Etat des lieux des concentrations cellulaires dans l’espèce caprine
Restitution des résultats du projet CASDAR MAMOVICAP
La bonne connaissance et le suivi des concentrations cellulaires individuelles des chèvres est un enjeu majeur pour les éleveurs et la filière. Indicateur indirect des infections mammaires, les cellules somatiques (CCS) sont aussi prises en compte dans le paiement du lait. Des niveaux cellulaires élevés peuvent ainsi générer des pertes financières non négligeables au sein d’une exploitation.

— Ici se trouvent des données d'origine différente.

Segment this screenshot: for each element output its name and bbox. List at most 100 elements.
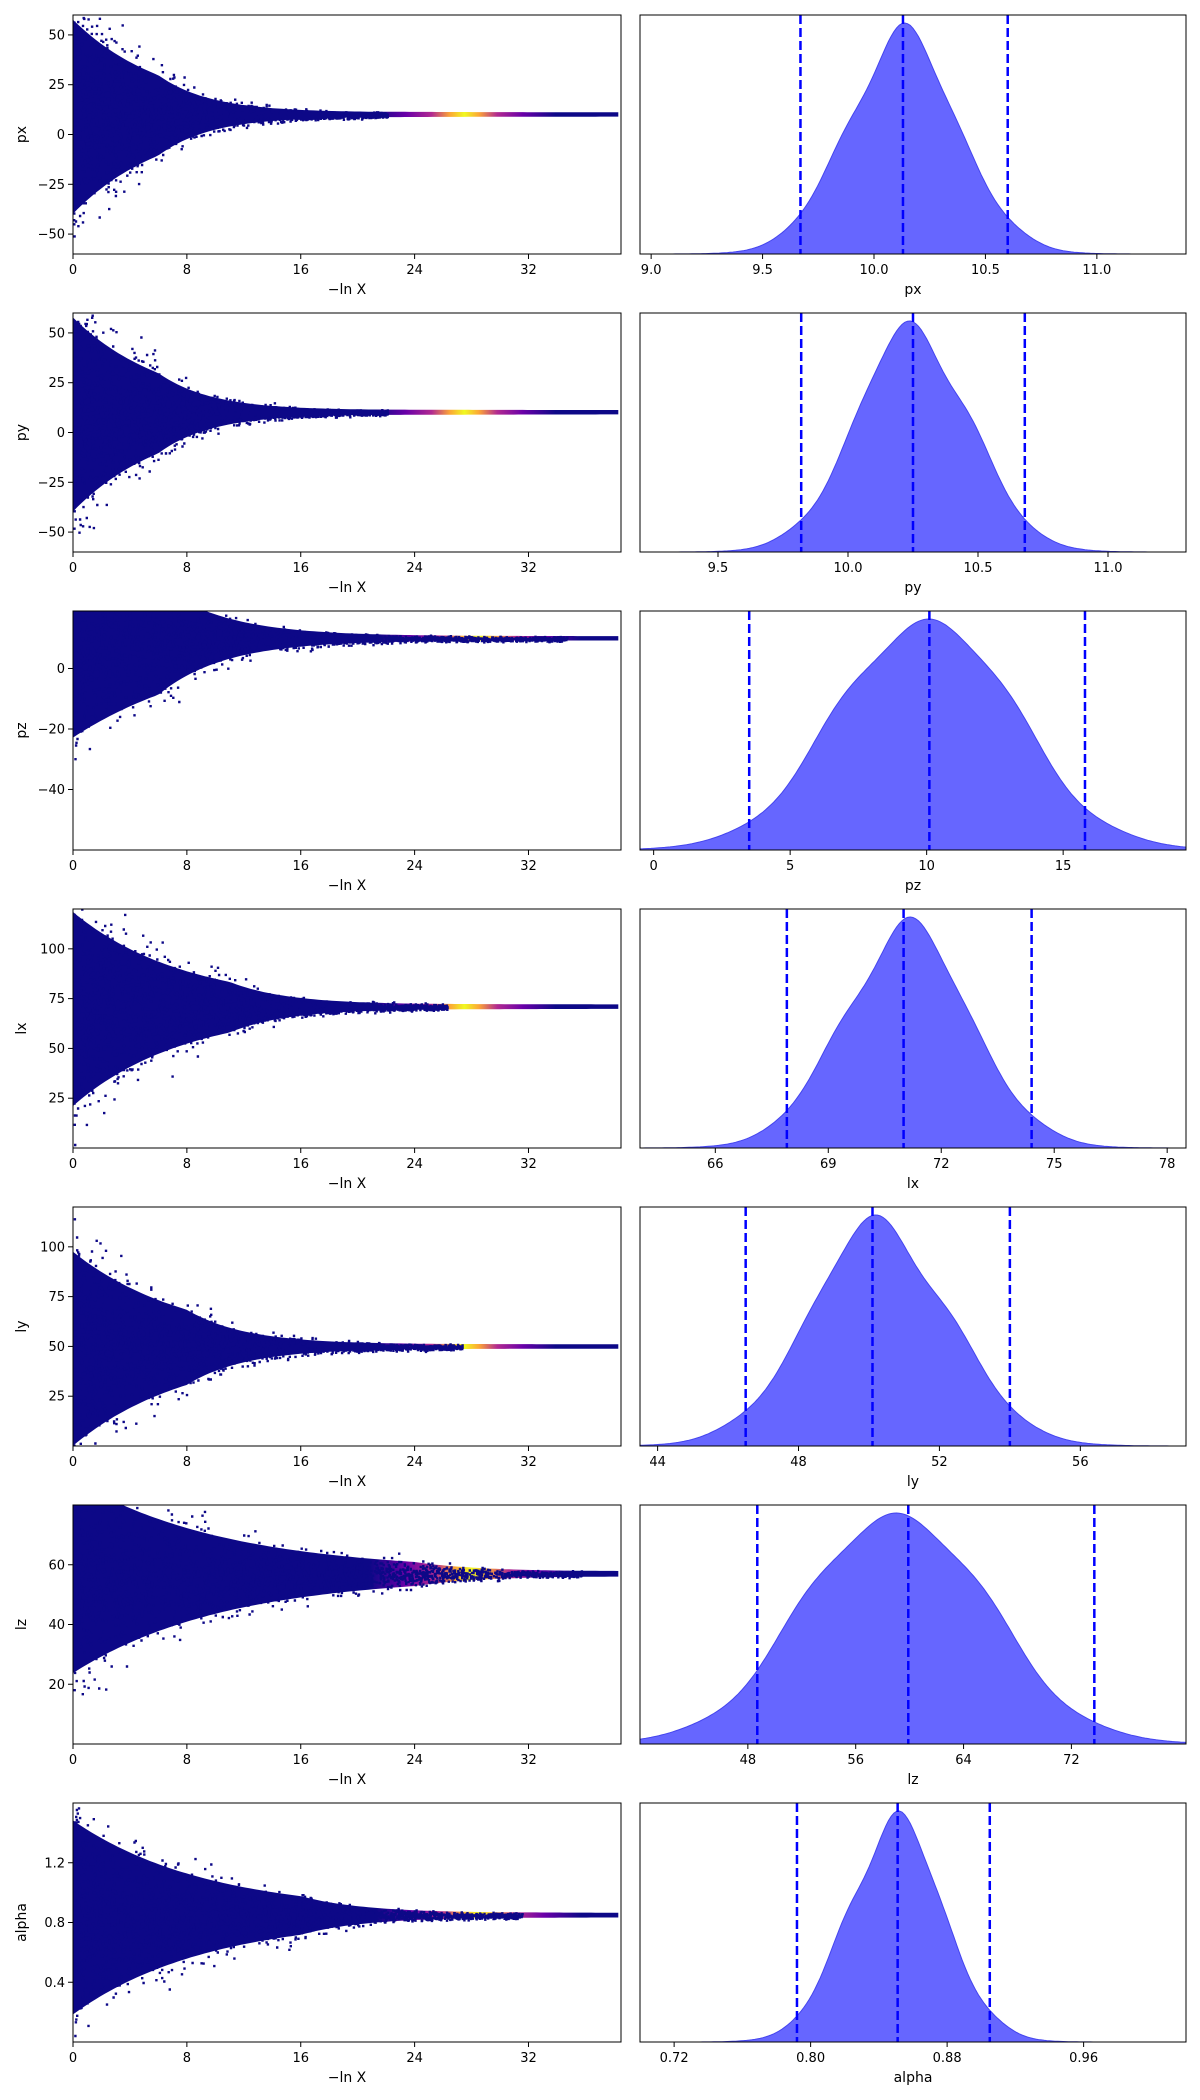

Des concentrations cellulaires en hausse
Depuis une quinzaine d’années, les CCS sont en constante augmentation, avec une accélération depuis la campagne 2012. La hausse moyenne depuis l’année 2 000 est de 675 000 CCS/ml en race Saanen et 485 000 CCS/ml en race Alpine. En parallèle, le pourcentage d’animaux présumés infectés par un pathogène majeur a progressé de 6% en race Saanen et 3% en race Alpine sur la même période.

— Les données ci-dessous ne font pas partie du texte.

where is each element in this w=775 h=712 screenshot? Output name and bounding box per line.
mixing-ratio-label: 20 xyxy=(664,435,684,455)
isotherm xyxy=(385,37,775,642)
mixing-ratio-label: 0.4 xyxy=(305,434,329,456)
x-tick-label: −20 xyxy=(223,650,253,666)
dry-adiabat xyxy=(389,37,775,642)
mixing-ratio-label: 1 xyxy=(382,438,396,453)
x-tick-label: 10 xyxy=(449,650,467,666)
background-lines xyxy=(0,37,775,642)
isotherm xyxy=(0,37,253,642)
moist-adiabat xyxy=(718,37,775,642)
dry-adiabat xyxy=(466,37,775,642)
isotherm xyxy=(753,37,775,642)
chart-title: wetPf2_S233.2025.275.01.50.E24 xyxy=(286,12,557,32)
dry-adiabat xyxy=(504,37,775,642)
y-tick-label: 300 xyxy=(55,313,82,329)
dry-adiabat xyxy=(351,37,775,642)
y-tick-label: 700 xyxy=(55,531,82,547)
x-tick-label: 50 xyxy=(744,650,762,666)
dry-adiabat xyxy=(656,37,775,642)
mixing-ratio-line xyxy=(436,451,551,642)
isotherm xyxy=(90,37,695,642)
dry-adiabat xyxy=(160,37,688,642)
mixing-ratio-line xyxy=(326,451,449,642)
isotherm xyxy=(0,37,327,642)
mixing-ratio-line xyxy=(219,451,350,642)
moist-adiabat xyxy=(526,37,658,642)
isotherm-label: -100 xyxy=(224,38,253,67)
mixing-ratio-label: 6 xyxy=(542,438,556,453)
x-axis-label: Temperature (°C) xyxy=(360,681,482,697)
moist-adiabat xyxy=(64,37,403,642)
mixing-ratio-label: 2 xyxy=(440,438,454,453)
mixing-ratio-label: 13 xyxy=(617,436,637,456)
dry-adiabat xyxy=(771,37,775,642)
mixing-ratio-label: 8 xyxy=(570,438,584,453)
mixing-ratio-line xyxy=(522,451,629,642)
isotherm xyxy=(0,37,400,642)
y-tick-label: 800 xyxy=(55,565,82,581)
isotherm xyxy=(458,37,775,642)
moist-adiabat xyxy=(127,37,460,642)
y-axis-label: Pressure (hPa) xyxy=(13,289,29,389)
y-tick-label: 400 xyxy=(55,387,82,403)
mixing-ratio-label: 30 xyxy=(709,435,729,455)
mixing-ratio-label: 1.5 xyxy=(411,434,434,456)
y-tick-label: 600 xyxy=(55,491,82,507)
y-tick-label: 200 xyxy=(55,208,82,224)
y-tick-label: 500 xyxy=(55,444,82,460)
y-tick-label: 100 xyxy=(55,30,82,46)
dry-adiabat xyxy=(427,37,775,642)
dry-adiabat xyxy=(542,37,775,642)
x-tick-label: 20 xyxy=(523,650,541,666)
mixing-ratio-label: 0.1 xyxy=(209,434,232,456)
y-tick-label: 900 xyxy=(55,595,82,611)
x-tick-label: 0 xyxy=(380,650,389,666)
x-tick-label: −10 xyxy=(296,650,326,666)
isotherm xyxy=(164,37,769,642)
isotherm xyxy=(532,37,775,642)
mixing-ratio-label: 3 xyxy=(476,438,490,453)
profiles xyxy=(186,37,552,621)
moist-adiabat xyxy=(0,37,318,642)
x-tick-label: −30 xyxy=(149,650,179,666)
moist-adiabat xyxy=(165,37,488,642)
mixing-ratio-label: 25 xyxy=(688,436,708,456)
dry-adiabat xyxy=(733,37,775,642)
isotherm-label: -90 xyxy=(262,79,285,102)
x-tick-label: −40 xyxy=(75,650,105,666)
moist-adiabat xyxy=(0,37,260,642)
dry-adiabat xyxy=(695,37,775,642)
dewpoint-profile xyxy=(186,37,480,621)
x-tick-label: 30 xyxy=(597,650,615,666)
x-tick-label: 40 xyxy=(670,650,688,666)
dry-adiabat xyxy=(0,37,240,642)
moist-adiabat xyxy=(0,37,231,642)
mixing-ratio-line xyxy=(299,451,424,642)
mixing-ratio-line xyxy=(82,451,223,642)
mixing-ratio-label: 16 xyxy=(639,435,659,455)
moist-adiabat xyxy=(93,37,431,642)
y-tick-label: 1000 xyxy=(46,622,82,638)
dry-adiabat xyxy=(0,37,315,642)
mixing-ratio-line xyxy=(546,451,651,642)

Impact du rang et du stade de lactation
Le rang de lactation est un facteur de variation important, les concentrations cellulaires augmentant régulièrement au cours de la carrière des animaux. Les CCS varient aussi au cours de la lactation, avec un léger infléchissement au moment du pic de lactation et une hausse régulière ensuite.

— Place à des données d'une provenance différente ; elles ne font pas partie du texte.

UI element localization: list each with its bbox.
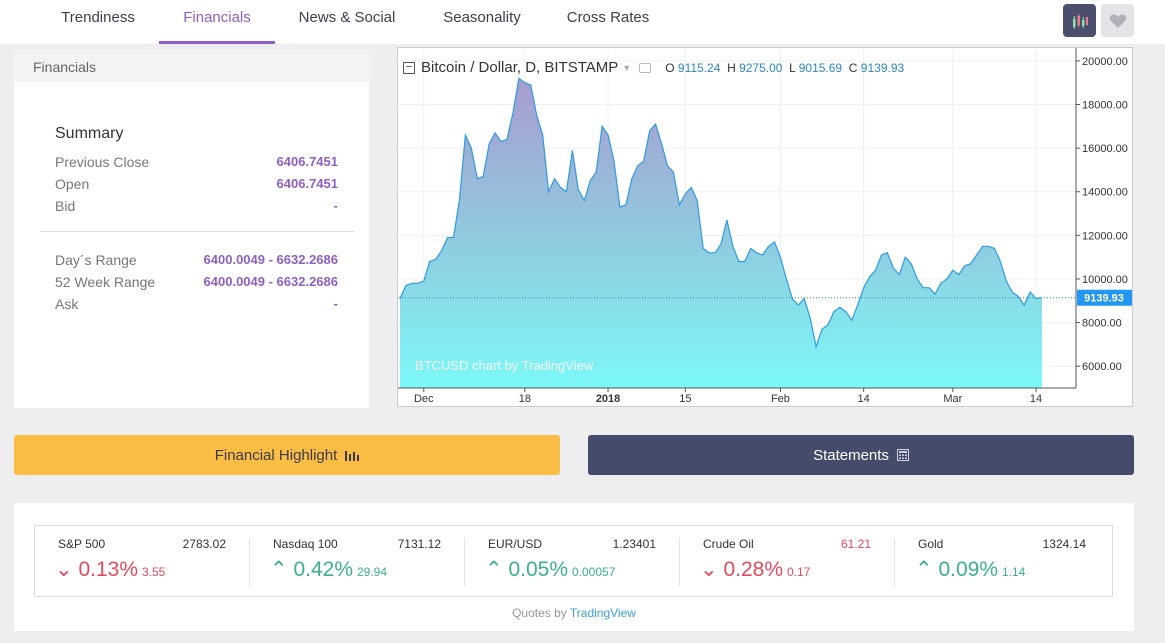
x-tick-label: 18 <box>519 393 531 405</box>
summary-title: Summary <box>55 125 124 142</box>
financials-card: Financials Summary Previous Close 6406.74… <box>14 50 369 408</box>
y-tick-label: 16000.00 <box>1082 143 1128 155</box>
x-tick-label: 2018 <box>596 393 620 405</box>
row-days-range: Day´s Range 6400.0049 - 6632.2686 <box>55 252 338 268</box>
financials-header: Financials <box>14 50 369 82</box>
quote-price: 7131.12 <box>397 537 441 551</box>
y-tick-label: 8000.00 <box>1082 318 1122 330</box>
quote-price: 1.23401 <box>612 537 656 551</box>
chart-symbol[interactable]: Bitcoin / Dollar, D, BITSTAMP <box>421 59 619 76</box>
chart-watermark: BTCUSD chart by TradingView <box>415 358 594 373</box>
quote-change: ⌄ 0.13% 3.55 <box>55 558 166 581</box>
chevron-up-icon: ⌃ <box>270 558 288 581</box>
quotes-ticker: S&P 500 2783.02 ⌄ 0.13% 3.55 Nasdaq 100 7… <box>34 525 1113 597</box>
y-tick-label: 12000.00 <box>1082 230 1128 242</box>
quote-nasdaq100[interactable]: Nasdaq 100 7131.12 ⌃ 0.42% 29.94 <box>250 526 465 596</box>
tab-trendiness[interactable]: Trendiness <box>61 9 135 26</box>
x-tick-label: Mar <box>943 393 962 405</box>
tab-seasonality[interactable]: Seasonality <box>443 9 521 26</box>
x-tick-label: 14 <box>1030 393 1042 405</box>
divider <box>40 231 354 232</box>
quote-eurusd[interactable]: EUR/USD 1.23401 ⌃ 0.05% 0.00057 <box>465 526 680 596</box>
quotes-card: S&P 500 2783.02 ⌄ 0.13% 3.55 Nasdaq 100 7… <box>14 503 1134 631</box>
chart-view-button[interactable] <box>1063 4 1096 37</box>
last-price-badge <box>1077 289 1132 306</box>
quote-name: Nasdaq 100 <box>273 537 338 551</box>
quote-name: S&P 500 <box>58 537 106 551</box>
row-bid: Bid - <box>55 198 338 214</box>
y-tick-label: 14000.00 <box>1082 187 1128 199</box>
row-ask: Ask - <box>55 296 338 312</box>
chart-canvas[interactable]: 20000.00 18000.00 16000.00 14000.00 12000.00… <box>398 48 1132 406</box>
candlestick-chart-icon <box>1072 13 1088 29</box>
quote-gold[interactable]: Gold 1324.14 ⌃ 0.09% 1.14 <box>895 526 1110 596</box>
calculator-icon <box>896 449 909 461</box>
quote-change: ⌄ 0.28% 0.17 <box>700 558 811 581</box>
chevron-down-icon: ⌄ <box>700 558 718 581</box>
tab-financials[interactable]: Financials <box>159 0 275 44</box>
chart-legend: − Bitcoin / Dollar, D, BITSTAMP ▼ O 9115… <box>403 59 904 76</box>
price-line <box>399 77 1043 349</box>
y-tick-label: 6000.00 <box>1082 361 1122 373</box>
quote-change: ⌃ 0.42% 29.94 <box>270 558 388 581</box>
quote-name: Gold <box>918 537 944 551</box>
x-tick-label: Dec <box>414 393 434 405</box>
last-price-label: 9139.93 <box>1084 293 1124 305</box>
chevron-up-icon: ⌃ <box>485 558 503 581</box>
quote-price: 2783.02 <box>182 537 226 551</box>
chevron-up-icon: ⌃ <box>915 558 933 581</box>
row-52-week-range: 52 Week Range 6400.0049 - 6632.2686 <box>55 274 338 290</box>
y-tick-label: 10000.00 <box>1082 274 1128 286</box>
financial-highlight-button[interactable]: Financial Highlight <box>14 435 560 475</box>
top-nav: Trendiness Financials News & Social Seas… <box>0 0 1165 44</box>
quotes-credit: Quotes by TradingView <box>512 606 636 620</box>
quote-price: 61.21 <box>840 537 871 551</box>
statements-label: Statements <box>813 446 889 464</box>
row-open: Open 6406.7451 <box>55 176 338 192</box>
quote-change: ⌃ 0.05% 0.00057 <box>485 558 616 581</box>
collapse-icon[interactable]: − <box>403 61 415 74</box>
quote-name: Crude Oil <box>703 537 754 551</box>
quote-name: EUR/USD <box>488 537 543 551</box>
financial-highlight-label: Financial Highlight <box>214 446 338 464</box>
quote-price: 1324.14 <box>1042 537 1086 551</box>
row-previous-close: Previous Close 6406.7451 <box>55 154 338 170</box>
x-tick-label: 15 <box>679 393 691 405</box>
tradingview-link[interactable]: TradingView <box>569 606 636 620</box>
favorite-button[interactable] <box>1101 4 1134 37</box>
quote-crude-oil[interactable]: Crude Oil 61.21 ⌄ 0.28% 0.17 <box>680 526 895 596</box>
bar-chart-icon <box>345 451 360 461</box>
y-tick-label: 20000.00 <box>1082 56 1128 68</box>
price-area <box>400 78 1042 389</box>
tab-cross-rates[interactable]: Cross Rates <box>566 9 650 26</box>
quote-change: ⌃ 0.09% 1.14 <box>915 558 1026 581</box>
price-chart[interactable]: 20000.00 18000.00 16000.00 14000.00 12000.00… <box>397 47 1133 407</box>
tab-news-social[interactable]: News & Social <box>298 9 396 26</box>
y-tick-label: 18000.00 <box>1082 100 1128 112</box>
x-tick-label: 14 <box>858 393 870 405</box>
heart-icon <box>1109 13 1126 28</box>
x-tick-label: Feb <box>771 393 790 405</box>
statements-button[interactable]: Statements <box>588 435 1134 475</box>
eye-icon[interactable] <box>639 62 652 73</box>
chevron-down-icon[interactable]: ▼ <box>622 62 632 73</box>
chevron-down-icon: ⌄ <box>55 558 73 581</box>
ohlc-values: O 9115.24 H 9275.00 L 9015.69 C 9139.93 <box>665 60 905 75</box>
quote-sp500[interactable]: S&P 500 2783.02 ⌄ 0.13% 3.55 <box>35 526 250 596</box>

Impact de certaines pratiques d’élevage
Les pratiques d’élevage ont une influence sur les niveaux cellulaires des laits, en particulier la saison de mise bas avec des CCS moyens plus faibles pour les lactations débutant au printemps ou à l’automne, ou encore la pratique de la monotraite dont l’impact sur les niveaux cellulaires est défavorable.
Relation avec le niveau de production
Le niveau de production des chèvres est important, les chèvres les moins productrices étant celles qui présentent les concentrations cellulaires les plus fortes, révélant ainsi l’effet dépressif des infections mammaires sur la sécrétion lactée.
Quelles sont les causes de cette hausse ?
Différentes hypothèses pourraient expliquer au moins en partie les tendances à la hausse : l’augmentation générale de la taille des élevages et donc une moins bonne maîtrise du risque sanitaire, du matériel de traite moins bien adapté, des pratiques d’élevage mises en place pour adapter la production au contexte fluctuant de ces dernières années (monotraite, allongement des lactations, …).
Cependant, malgré ces tendances fortes observées depuis une quinzaine d’année, les CCS moyennes semblent se stabiliser sur les campagnes 2015 et 2016.